Parecer em Ação Direta de Inconstitucionalidade

 

 

Autos nº. 994.09.224714-0 (184.463.0)

Requerente: Prefeita Municipal de Rosana

Objeto: Resolução n. 008/2.009, da Câmara Municipal de Rosana

 

Ementa: Ação direta de inconstitucionalidade. Resolução n. 008/2.009, da Câmara Municipal de Rosana. Regime jurídico dos servidores da Câmara Municipal.  Usurpação de competência privativa do Chefe do Executivo.  Vício de iniciativa.  Punição e responsabilização de servidores da Câmara (civil, criminal e administrativamente). Matéria de competência da União. Violação ao princípio federativo (Constituição Estadual: arts. 1º e 144).

 

Colendo Órgão Especial

Excelentíssimo Senhor Desembargador Presidente

 

Trata-se de ação direta de inconstitucionalidade, movida pela Prefeita Municipal de Rosana, tendo por objeto a Resolução n. 008/2.009, da Câmara Municipal de Rosana.

Sustenta a autora que referida Resolução afronta o "artigo 22, inc.I da Constituição Federal e artigo 67, II da Lei Orgânica Municipal", além de "usurpar a competência privativa do Poder Executivo", entendendo que "apesar do Poder Legislativo ter autonomia de criar cargos e fixar vencimentos aos seus servidores, seu Regime Jurídico e Plano de carreira, é da competência do Poder Executivo".

A Lei teve a vigência e eficácia suspensas ex nunc, atendendo-se ao pedido liminar (fls. 23/25).

O Presidente da Câmara Municipal se manifestou a fls. 217/235, em defesa da norma impugnada.    Antes, porém, interpusera Agravo Regimental, do qual não colheu os almejados frutos, conforme se vê no Acórdão de fls. 206/210, que lhe negou provimento.

A Procuradoria-Geral do Estado declinou da defesa do ato impugnado, observando que o tema é de interesse exclusivamente local (fls. 213/215).

Este é o breve resumo do que consta dos autos.
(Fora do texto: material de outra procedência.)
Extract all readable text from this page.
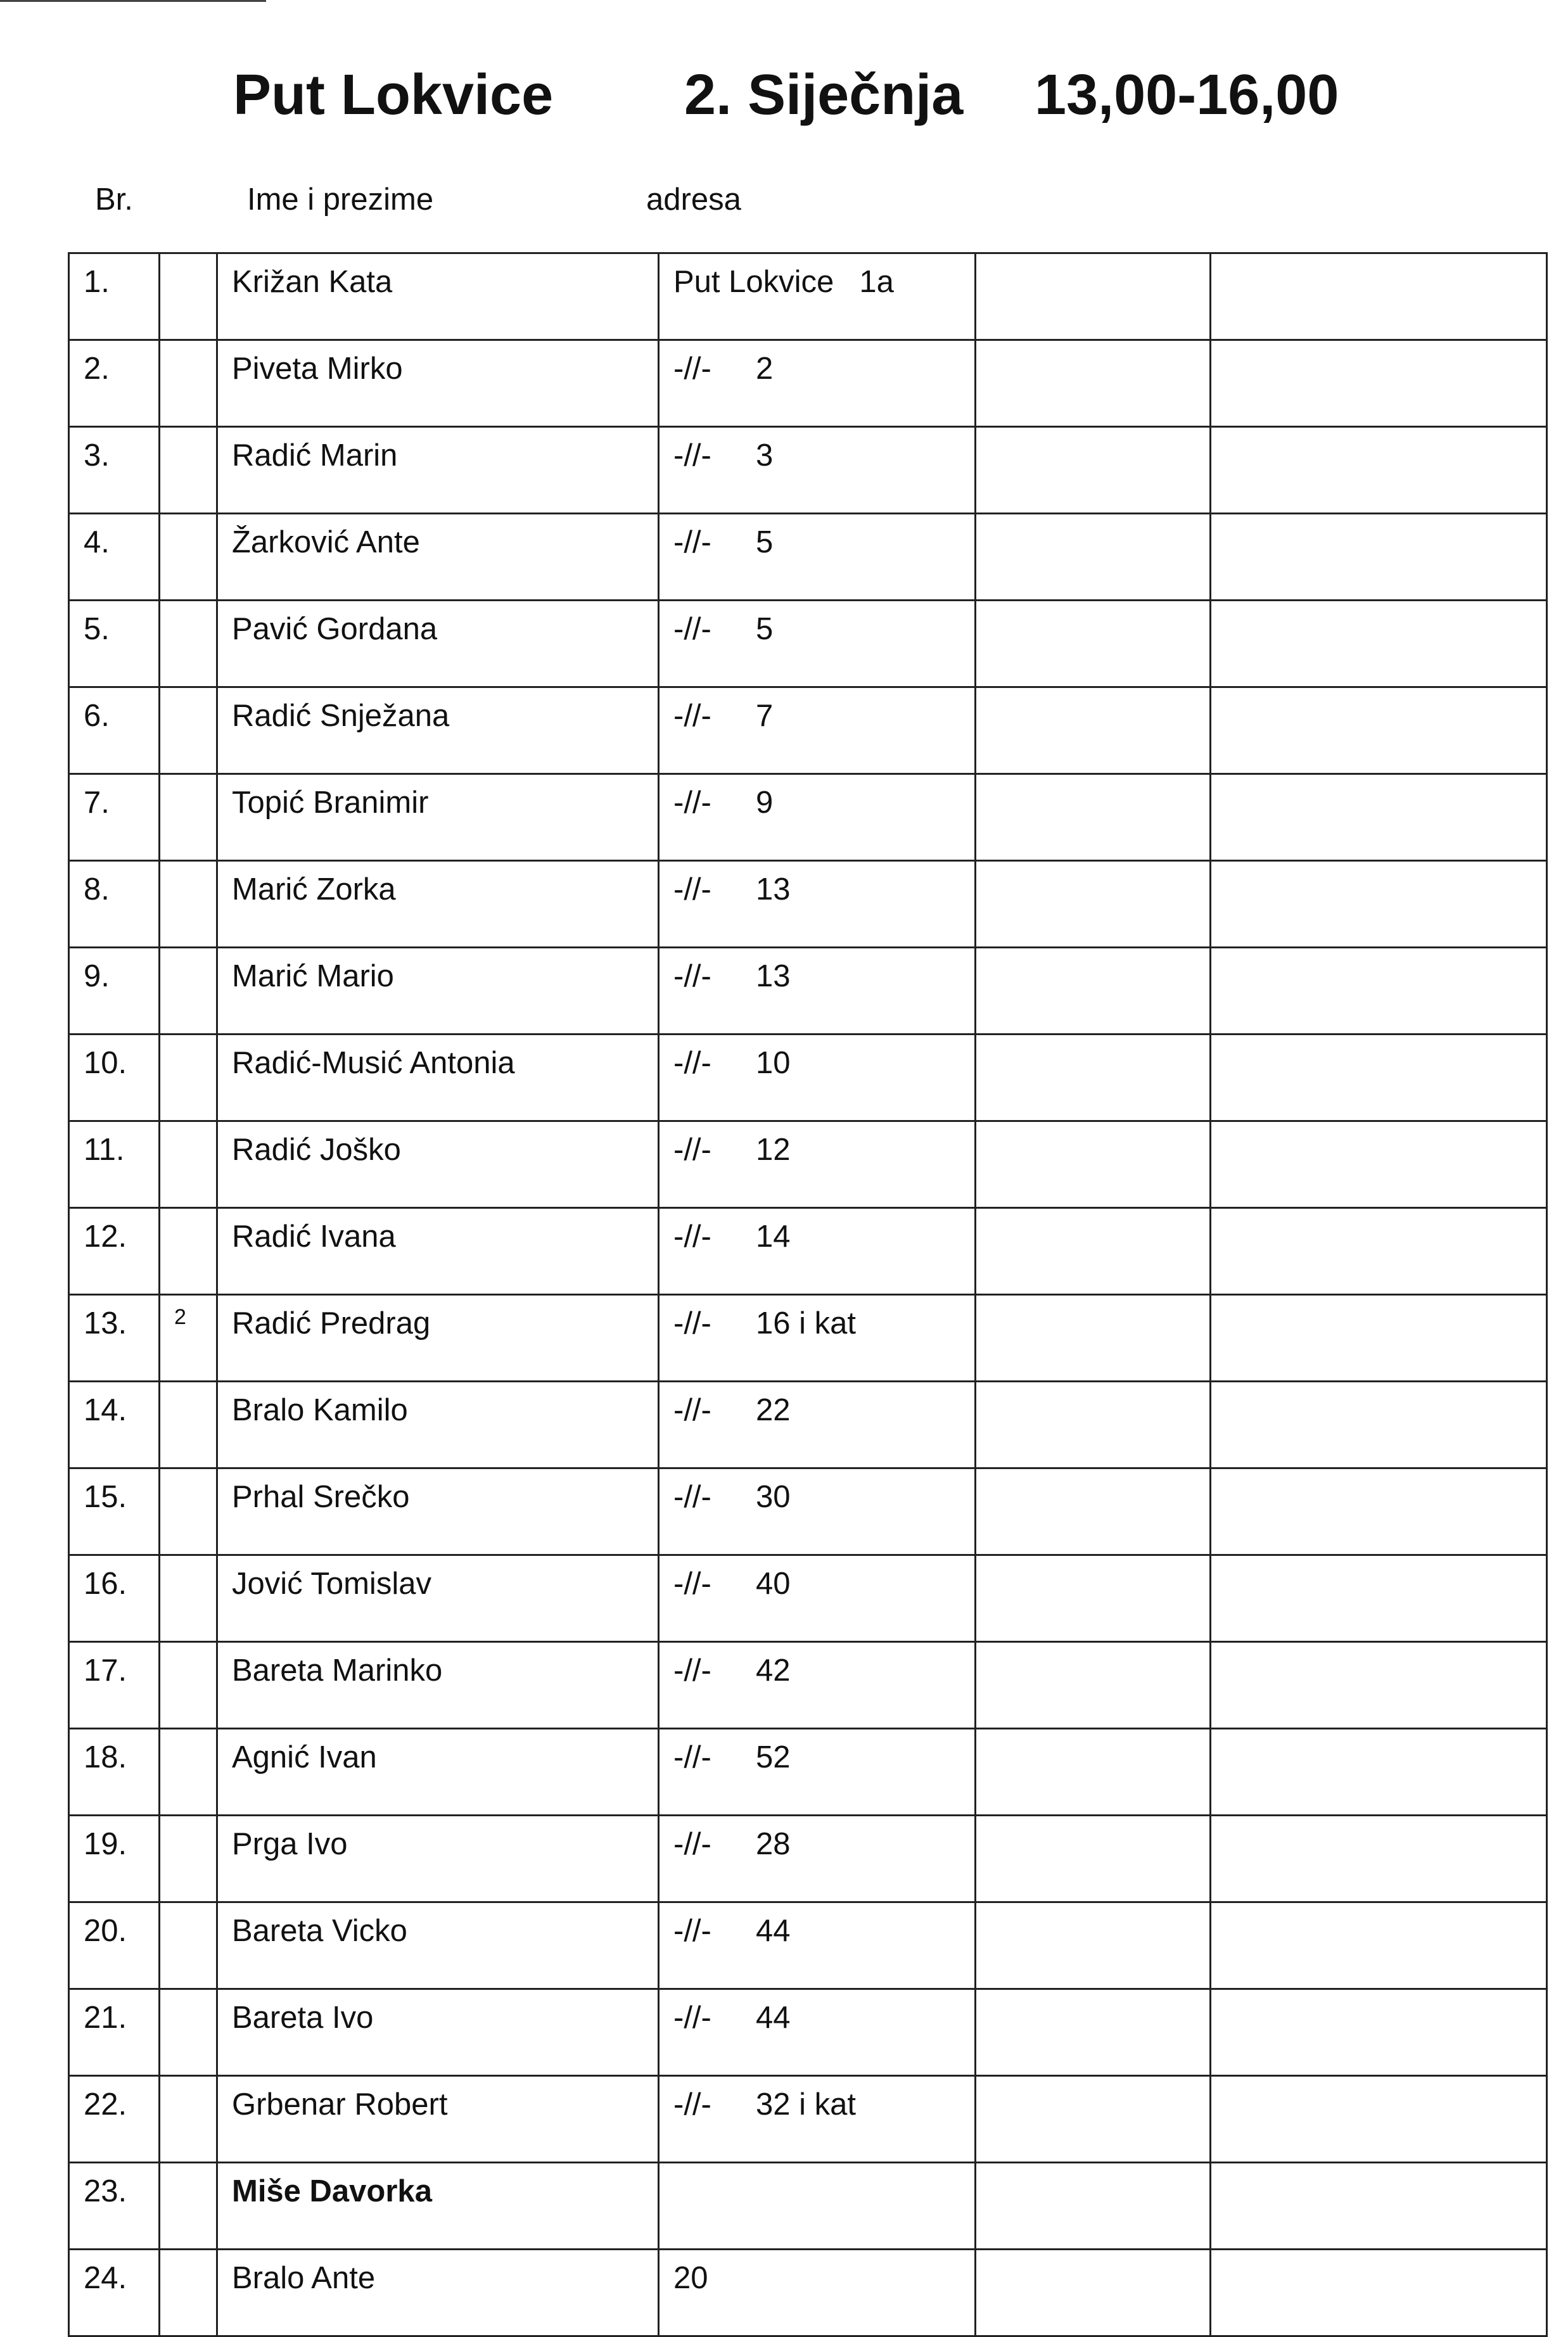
Put Lokvice 2. Siječnja 13,00-16,00
Br.	Ime i prezime	adresa
1.		Križan Kata	Put Lokvice 1a		
2.		Piveta Mirko	-//- 2		
3.		Radić Marin	-//- 3		
4.		Žarković Ante	-//- 5		
5.		Pavić Gordana	-//- 5		
6.		Radić Snježana	-//- 7		
7.		Topić Branimir	-//- 9		
8.		Marić Zorka	-//- 13		
9.		Marić Mario	-//- 13		
10.		Radić-Musić Antonia	-//- 10		
11.		Radić Joško	-//- 12		
12.		Radić Ivana	-//- 14		
13.	2	Radić Predrag	-//- 16 i kat		
14.		Bralo Kamilo	-//- 22		
15.		Prhal Srečko	-//- 30		
16.		Jović Tomislav	-//- 40		
17.		Bareta Marinko	-//- 42		
18.		Agnić Ivan	-//- 52		
19.		Prga Ivo	-//- 28		
20.		Bareta Vicko	-//- 44		
21.		Bareta Ivo	-//- 44		
22.		Grbenar Robert	-//- 32 i kat		
23.		Miše Davorka			
24.		Bralo Ante	20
A presente ação direta deve ser julgada procedente.

O primeiro argumento é de usurpação de competência para legislação a respeito da matéria tratada.

Neste ponto, conquanto caiba ao Legislativo curar da criação, modificação e extinção de seus serviços e os servidores da Câmara ser subordinados ao Presidente da Mesa, ficam estes sujeitos ao regime jurídico estatutário do servidor público municipal, cujo regime jurídico deve ser regulamentado por Lei, de iniciativa do Chefe do Poder Executivo, a teor do que dispõe o art.24, §2º, nº4, da Constituição Estadual, por simetria aplicável à espécie.

É da lição do eminente mestre Hely Lopes Meirelles que:

"Quanto aos servidores da Câmara titulares de cargo público efetivo e em comissão, embora subordinados ao presidente da Mesa, ficam sujeitos ao regime jurídico estatutário geral ou peculiar, porque, na realidade, são servidores públicos do Município, como os que prestam serviços à Prefeitura.   Como já dito anteriormente, admite-se que a Câmara, considerando suas disponibilidades orçamentárias, estabeleça a retribuição a seus servidores em bases idênticas às do Executivo ou lhes atribua menor remuneração, visto que no atual sistema os vencimentos pagos pelo Poder Executivo constituem o teto para a remuneração dos servidores que exerçam funções iguais ou assemelhadas no Legislativo (art.37, XII, da CF).

(...)

A nomeação, movimentação, punição e demais atos de administração do funcionalismo da Câmara cabem ao presidente da Mesa, que é o representante legal da corporação e o administrador nato de todos os seus serviços e pessoal.   Mas essa administração - repetimos - é de ser feita na conformidade da resolução que organizou o quadro de servidores da Câmara e de acordo com o estatuto dos servidores do Município, que rege também o pessoal da Edilidade."  original sem grifos e saliências   "in" Direito Municipal Brasileiro, Hely Lopes Meirelles, Ed. Malheiros, 2008, pág.671

Assim, a vergastada Resolução não vence ao primeiro obstáculo que lhe impõe a presente ação.

Mas não é só.

O impugnado diploma contempla, ainda, normas que não são próprias da competência legislativa do Município, mas sim da União (art.22, inc.I da CF).

Com efeito, ao dispor, sobre atos de improbidade administrativa, inclusive, criando proibição e imposição de penalidade (civil, administrativa e criminal) e, por fim, conceituando tal figura jurídica, ingressou a impugnada norma em seara própria do direito civil e penal.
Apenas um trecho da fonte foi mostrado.